Kehadiran media sosial Kortugi juga bukan semata-mata mengedukasi saja, tetapi juga mendorong masyarakat yang menjadi korban tukang gigi supaya berani bersuara untuk melaporkan tindakan ilegal tersebut.
“Nah, fungsi dari kita memberikan informasi melalui kortugi juga itu untuk mengedukasi masyarakat agar sadar, siapa tahu dari mereka juga ada yang menjadi korban itu bisa melakukan pelaporan, gitu. Jadi, yang ilegal-ilegal begini, kita harapannya bisa diberantas. Karena dari pemerintah sendiri kurang memperhatikan kesehatan gigi, pelaksanan Permenkes No. 39 Tahun 2014 juga belum optimal, juga kurangnya pembinaan terhadap tukang gigi,” Belinda menambahkan.
Jadi, tidak hanya masyarakatnya saja yang minim informasi akan pengetahuan tukang gigi.
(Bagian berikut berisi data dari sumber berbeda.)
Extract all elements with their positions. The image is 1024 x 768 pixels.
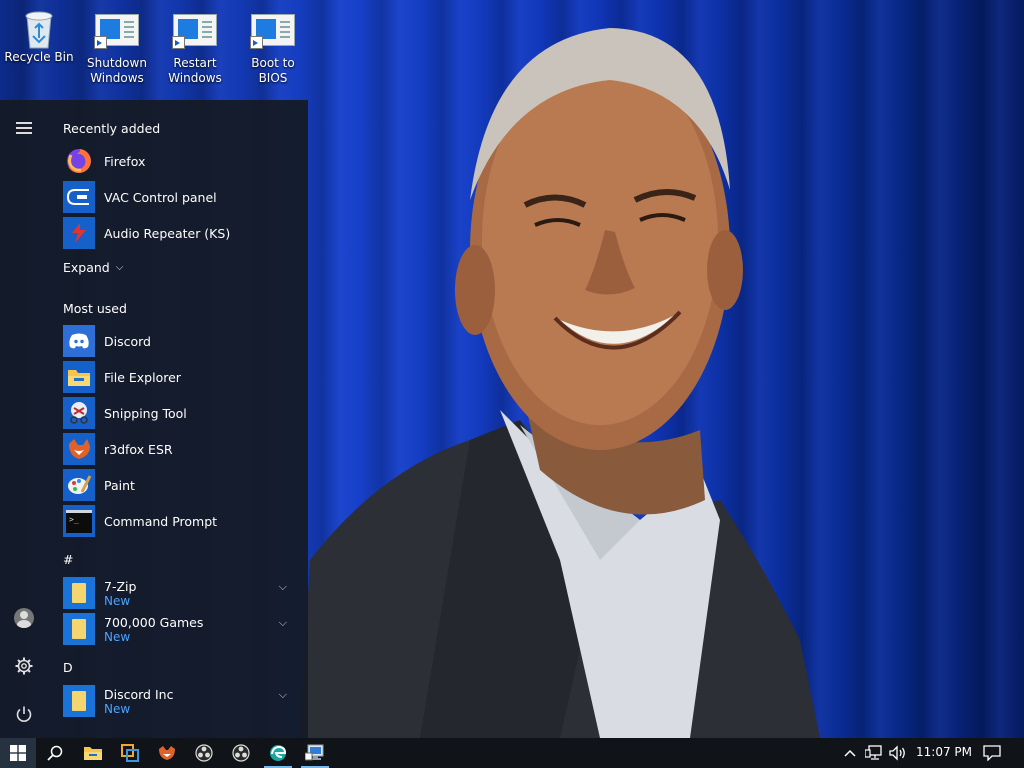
desktop-icon-restart-windows[interactable]: Restart Windows bbox=[157, 8, 233, 86]
desktop-icon-label: Restart Windows bbox=[168, 56, 222, 85]
start-menu: Recently added Firefox VAC Control panel bbox=[0, 100, 308, 738]
app-item-7-zip[interactable]: 7-Zip New ⌵ bbox=[63, 576, 301, 610]
firefox-fox-icon bbox=[159, 746, 175, 760]
vmware-icon bbox=[121, 744, 139, 762]
audio-repeater-icon bbox=[63, 217, 95, 249]
app-item-paint[interactable]: Paint bbox=[63, 468, 301, 502]
app-item-label: Paint bbox=[104, 477, 135, 493]
app-item-discord[interactable]: Discord bbox=[63, 324, 301, 358]
file-explorer-icon bbox=[63, 361, 95, 393]
notification-icon bbox=[983, 745, 1001, 761]
chevron-down-icon[interactable]: ⌵ bbox=[279, 616, 287, 630]
folder-icon bbox=[63, 577, 95, 609]
section-header-hash: # bbox=[63, 552, 74, 567]
desktop-icon-label: Shutdown Windows bbox=[87, 56, 147, 85]
snipping-tool-icon bbox=[63, 397, 95, 429]
shortcut-icon bbox=[94, 14, 139, 54]
desktop-icon-shutdown-windows[interactable]: Shutdown Windows bbox=[79, 8, 155, 86]
obs-icon bbox=[195, 744, 213, 762]
edge-icon bbox=[270, 745, 287, 761]
volume-button[interactable] bbox=[886, 738, 910, 768]
folder-icon bbox=[63, 685, 95, 717]
settings-button[interactable] bbox=[8, 650, 40, 682]
taskbar-remote-desktop[interactable] bbox=[297, 738, 333, 768]
section-header-most-used: Most used bbox=[63, 301, 127, 316]
taskbar-obs-2[interactable] bbox=[223, 738, 259, 768]
search-icon bbox=[47, 745, 63, 761]
app-item-label: Command Prompt bbox=[104, 513, 218, 529]
firefox-icon bbox=[63, 145, 95, 177]
recycle-bin-icon bbox=[17, 8, 61, 49]
app-item-audio-repeater[interactable]: Audio Repeater (KS) bbox=[63, 216, 301, 250]
network-button[interactable] bbox=[862, 738, 886, 768]
app-item-command-prompt[interactable]: >_ Command Prompt bbox=[63, 504, 301, 538]
start-menu-rail bbox=[0, 100, 48, 738]
app-item-file-explorer[interactable]: File Explorer bbox=[63, 360, 301, 394]
taskbar: 11:07 PM bbox=[0, 738, 1024, 768]
start-button[interactable] bbox=[0, 738, 36, 768]
app-item-label: Discord bbox=[104, 333, 151, 349]
r3dfox-icon bbox=[63, 433, 95, 465]
new-badge: New bbox=[104, 701, 131, 716]
user-account-button[interactable] bbox=[8, 602, 40, 634]
discord-icon bbox=[63, 325, 95, 357]
taskbar-obs[interactable] bbox=[186, 738, 222, 768]
taskbar-file-explorer[interactable] bbox=[75, 738, 111, 768]
app-item-label: Firefox bbox=[104, 153, 146, 169]
chevron-down-icon: ⌵ bbox=[115, 261, 124, 273]
section-header-recently-added: Recently added bbox=[63, 121, 161, 136]
app-item-snipping-tool[interactable]: Snipping Tool bbox=[63, 396, 301, 430]
remote-desktop-icon bbox=[305, 744, 324, 761]
desktop-icon-label: Boot to BIOS bbox=[251, 56, 295, 85]
chevron-down-icon[interactable]: ⌵ bbox=[279, 688, 287, 702]
network-icon bbox=[865, 745, 882, 760]
taskbar-vmware[interactable] bbox=[112, 738, 148, 768]
gear-icon bbox=[15, 657, 33, 675]
section-header-d: D bbox=[63, 660, 73, 675]
app-item-label: Audio Repeater (KS) bbox=[104, 225, 231, 241]
power-icon bbox=[16, 706, 32, 722]
search-button[interactable] bbox=[37, 738, 73, 768]
paint-icon bbox=[63, 469, 95, 501]
app-item-label: r3dfox ESR bbox=[104, 441, 173, 457]
chevron-up-icon bbox=[844, 749, 856, 757]
obs-icon bbox=[232, 744, 250, 762]
vac-icon bbox=[63, 181, 95, 213]
app-item-firefox[interactable]: Firefox bbox=[63, 144, 301, 178]
app-item-label: 7-Zip bbox=[104, 578, 137, 594]
desktop-icon-boot-to-bios[interactable]: Boot to BIOS bbox=[235, 8, 311, 86]
windows-logo-icon bbox=[10, 745, 26, 761]
new-badge: New bbox=[104, 629, 131, 644]
app-item-label: Snipping Tool bbox=[104, 405, 187, 421]
taskbar-edge[interactable] bbox=[260, 738, 296, 768]
expand-label: Expand bbox=[63, 259, 110, 275]
power-button[interactable] bbox=[8, 698, 40, 730]
taskbar-fox-app[interactable] bbox=[149, 738, 185, 768]
app-item-700000-games[interactable]: 700,000 Games New ⌵ bbox=[63, 612, 301, 646]
shortcut-icon bbox=[250, 14, 295, 54]
avatar-icon bbox=[14, 608, 34, 628]
app-item-label: VAC Control panel bbox=[104, 189, 217, 205]
app-item-vac-control-panel[interactable]: VAC Control panel bbox=[63, 180, 301, 214]
app-item-label: 700,000 Games bbox=[104, 614, 204, 630]
desktop-icon-recycle-bin[interactable]: Recycle Bin bbox=[1, 8, 77, 65]
chevron-down-icon[interactable]: ⌵ bbox=[279, 580, 287, 594]
hamburger-menu-button[interactable] bbox=[8, 112, 40, 144]
volume-icon bbox=[889, 745, 905, 761]
app-item-r3dfox-esr[interactable]: r3dfox ESR bbox=[63, 432, 301, 466]
clock[interactable]: 11:07 PM bbox=[916, 745, 972, 759]
command-prompt-icon: >_ bbox=[63, 505, 95, 537]
action-center-button[interactable] bbox=[974, 738, 1010, 768]
hamburger-icon bbox=[16, 119, 32, 137]
desktop-icon-label: Recycle Bin bbox=[4, 50, 74, 64]
app-item-label: File Explorer bbox=[104, 369, 181, 385]
expand-button[interactable]: Expand ⌵ bbox=[63, 252, 301, 282]
app-item-discord-inc[interactable]: Discord Inc New ⌵ bbox=[63, 684, 301, 718]
show-hidden-icons-button[interactable] bbox=[838, 738, 862, 768]
app-item-label: Discord Inc bbox=[104, 686, 174, 702]
folder-icon bbox=[63, 613, 95, 645]
shortcut-icon bbox=[172, 14, 217, 54]
new-badge: New bbox=[104, 593, 131, 608]
file-explorer-icon bbox=[84, 747, 102, 760]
Tetapi tukang gigi yang melakukan pratik-praktik ilegal tidak mengetahui yang dilakukannya tidak benar.
Temuan Pribadi Kasus Tukang Gigi, Pasien Tidak Mampu Makan dengan Benar
Dokter Belinda telah menemukan banyak kasus pasien yang menjadi korban tukang gigi. Kasus yang paling sering ia jumpai adalah permasalahan terkait kawat gigi.
“Kalau saya sudah banyak bertemu korban tukang gigi, biasanya pemasalahan ortho atau tentang behel itu,” tutur Belinda.
Menurutnya, kasus pemasangan kawat gigi yang bermasalah ini banyak terjadi karena behel saat ini diartikan sebagai suatu tren. Kasarnya, bisa dikatakan memasang kawat gigi hanya sebagai gaya-gayaan saja.
Dari sekian banyak kasus yang telah ditemui, ada satu kasus terparah hingga si pasien tidak dapat makan dengan semestinya. Hal ini disebabkan rahang atas dan bawah tidak sudah tidak saling bertemu, akibatnya tidak dapat mengunyah makanan.
“Kasus paling seriusnya itu terjadi pada oklusi, rahang atasnya sudah terlalu melebar sehingga sudah tidak bertemu dengan rahang bawah. Pasien ini juga sudah tidak bisa makan dengan baik dan semestinya,” kata Belinda
Saking parahnya, Belinda yang saat ini bertugas di Puskesmas Kramat, Kabupaten Tegal, per 1 Februari 2021, sudah tidak lagi mampu menangani dan menyarankan untuk mendatangi ahlinya saja.
“Karena saya ditugaskan di Puskesmas jadi saya tidak dapat melakukan banyak, selain itu juga saya bukan spesialis ortho jadi saya tidak terlalu memahami tindakan apa yang harus dilakukan,” pungkasnya.